I admitted our sin to our paediatrician. It was an 8 a.m. appointment, I was sleepless and pre-coffee, and had been mulling an NPR segment that confirmed what we already knew. Everyone is co-sleeping, and everyone is telling you you’d better not tell your doctor about it; like masturbation and priests in the old days. NPR also said that if you do co-sleeping smartly, without being drunk, high, or morbidly obese, your child has a better shot of being struck by lightning than smothered by a sleeping parent. I wanted advice about doing it well.

Our doctor responded first by rehearsing the prohibition, citing studies, and then explaining that only experts can interpret these numbers.
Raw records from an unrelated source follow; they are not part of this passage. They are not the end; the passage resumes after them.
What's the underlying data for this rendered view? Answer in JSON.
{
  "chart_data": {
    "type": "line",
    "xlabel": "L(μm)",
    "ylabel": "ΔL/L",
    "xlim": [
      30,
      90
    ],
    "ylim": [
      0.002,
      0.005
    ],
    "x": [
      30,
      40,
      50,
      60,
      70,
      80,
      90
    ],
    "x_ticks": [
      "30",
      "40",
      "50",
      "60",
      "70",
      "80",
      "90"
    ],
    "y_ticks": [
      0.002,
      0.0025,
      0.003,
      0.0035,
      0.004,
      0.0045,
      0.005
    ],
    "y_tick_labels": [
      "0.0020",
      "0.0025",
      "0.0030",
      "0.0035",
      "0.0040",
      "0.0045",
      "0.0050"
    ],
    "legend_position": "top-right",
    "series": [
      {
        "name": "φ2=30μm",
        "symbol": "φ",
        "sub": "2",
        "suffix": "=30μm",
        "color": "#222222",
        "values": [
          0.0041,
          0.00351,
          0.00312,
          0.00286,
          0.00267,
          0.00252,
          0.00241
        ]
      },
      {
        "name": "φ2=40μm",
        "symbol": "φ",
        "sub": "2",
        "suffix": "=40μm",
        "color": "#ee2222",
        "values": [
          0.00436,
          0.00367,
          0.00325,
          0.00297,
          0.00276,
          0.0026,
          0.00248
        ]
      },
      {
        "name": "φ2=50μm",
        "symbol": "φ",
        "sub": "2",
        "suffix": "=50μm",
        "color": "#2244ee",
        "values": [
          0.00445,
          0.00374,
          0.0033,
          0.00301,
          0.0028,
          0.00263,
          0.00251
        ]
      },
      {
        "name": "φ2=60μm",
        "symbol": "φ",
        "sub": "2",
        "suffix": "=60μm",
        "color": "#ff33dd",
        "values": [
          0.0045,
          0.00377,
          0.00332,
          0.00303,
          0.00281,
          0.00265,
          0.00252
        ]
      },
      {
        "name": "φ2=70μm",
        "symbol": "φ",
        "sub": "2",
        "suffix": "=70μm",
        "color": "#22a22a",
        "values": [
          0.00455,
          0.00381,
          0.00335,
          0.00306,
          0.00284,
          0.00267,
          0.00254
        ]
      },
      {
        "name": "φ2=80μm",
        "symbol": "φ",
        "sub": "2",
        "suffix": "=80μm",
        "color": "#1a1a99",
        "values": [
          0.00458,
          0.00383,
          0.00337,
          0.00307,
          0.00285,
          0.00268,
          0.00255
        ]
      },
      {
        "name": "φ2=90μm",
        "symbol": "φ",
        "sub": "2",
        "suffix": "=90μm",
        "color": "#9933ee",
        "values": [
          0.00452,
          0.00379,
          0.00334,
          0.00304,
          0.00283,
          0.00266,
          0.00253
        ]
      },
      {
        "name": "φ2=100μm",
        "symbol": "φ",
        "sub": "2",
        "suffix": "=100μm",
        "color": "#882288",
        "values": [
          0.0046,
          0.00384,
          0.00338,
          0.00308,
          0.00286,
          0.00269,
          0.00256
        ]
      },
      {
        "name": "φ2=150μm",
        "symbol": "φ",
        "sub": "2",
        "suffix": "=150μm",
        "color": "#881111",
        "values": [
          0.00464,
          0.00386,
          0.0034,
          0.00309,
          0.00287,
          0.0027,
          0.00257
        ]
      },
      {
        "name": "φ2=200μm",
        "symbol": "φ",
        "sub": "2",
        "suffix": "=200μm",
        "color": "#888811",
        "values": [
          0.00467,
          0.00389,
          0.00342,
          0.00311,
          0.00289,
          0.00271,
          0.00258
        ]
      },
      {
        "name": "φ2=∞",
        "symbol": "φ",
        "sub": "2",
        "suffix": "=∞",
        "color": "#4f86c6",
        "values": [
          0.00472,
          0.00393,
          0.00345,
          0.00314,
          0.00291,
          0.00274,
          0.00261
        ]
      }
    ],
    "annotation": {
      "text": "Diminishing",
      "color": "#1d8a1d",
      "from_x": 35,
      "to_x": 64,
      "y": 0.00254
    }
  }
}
I am smug and overconfident, however, so I may possibly have given her a skeptical grimace. Her response was the medical equivalent of summoning a spirit or threatening damnation:

‘As a mother, I have to say, how would you feel if you killed your baby?’

Melissa blanched and sat in silence. I laughed; I couldn’t do anything else. Our doctor inquired why, and I blurted something along the lines of ‘outrageous emotional blackmail.’ She explained that she wasn’t here to argue, and that, as a member in good standing of the AAP, she couldn’t condone deviation. It was grand, almost Luther at the Diet of Worms. There she stood; she could do no other, so help her whoever. Melissa thinks it was probably ass-covering in lawsuit-happy America.

I left the appointment apoplectic. Melissa was tearful and terrified. We kept letting Leonard into the bed, because people can’t live without sleep, but Melissa spent her ensuing nights on edge, scared of killing her child.

I was busy during the next appointment, so she took the baby without me. Noting my absence, our doctor closed the door, laid a pair of Hippocratic, bespectacled eyes on Melissa’s frightened face, and cooed, ‘So – how’s everything at home? With Ian. I notice he does a lot of the talking in your appointments.’ Melissa tried her exhausted best to act unabused. We don’t think the doctor really bought it. Maybe now I’m on a list somewhere.

Clerical castes are prone to exaggerate their certainty. Call it an act of thespian service to timorous supplicants, maybe combined with self-deception. I, for one, am still grateful for the existence of modern medical advice. We wouldn’t want to pilot the strait of Leonard-rearing entirely solo.

But still. There’s something laughable about the authority of doctors and nurses, or at least the way in which they wield it. Who among the upstanding would dare ignore their doctorly advice? By smoking cigarettes? Eating pork rinds? Feasting on red meat? Sleeping with their baby? We wouldn’t dare. Or if we did, we would do it skulkily, in the shadows, and reveal our sins only to a few trusted confidants. Shame, shame, shame.

Previous castes of priests at least had a claim to divine revelation. The medical priests of Massachusetts have only the latest studies. They speak derisively of doctors hilariously mistaken by virtue of having practiced 50 years ago in Somerville, a benighted hinterland compared to the gleaming metropolis of modern Boston. What a stroke of luck we’ve had, to be born inveterately right, the age of wrongness long since passed. Hallelujah! Take with water – these pills are my body and blood . . .

Ian Marcus Corbin is the owner of Matter & Light Fine Art, and a doctoral candidate in Philosophy at Boston College.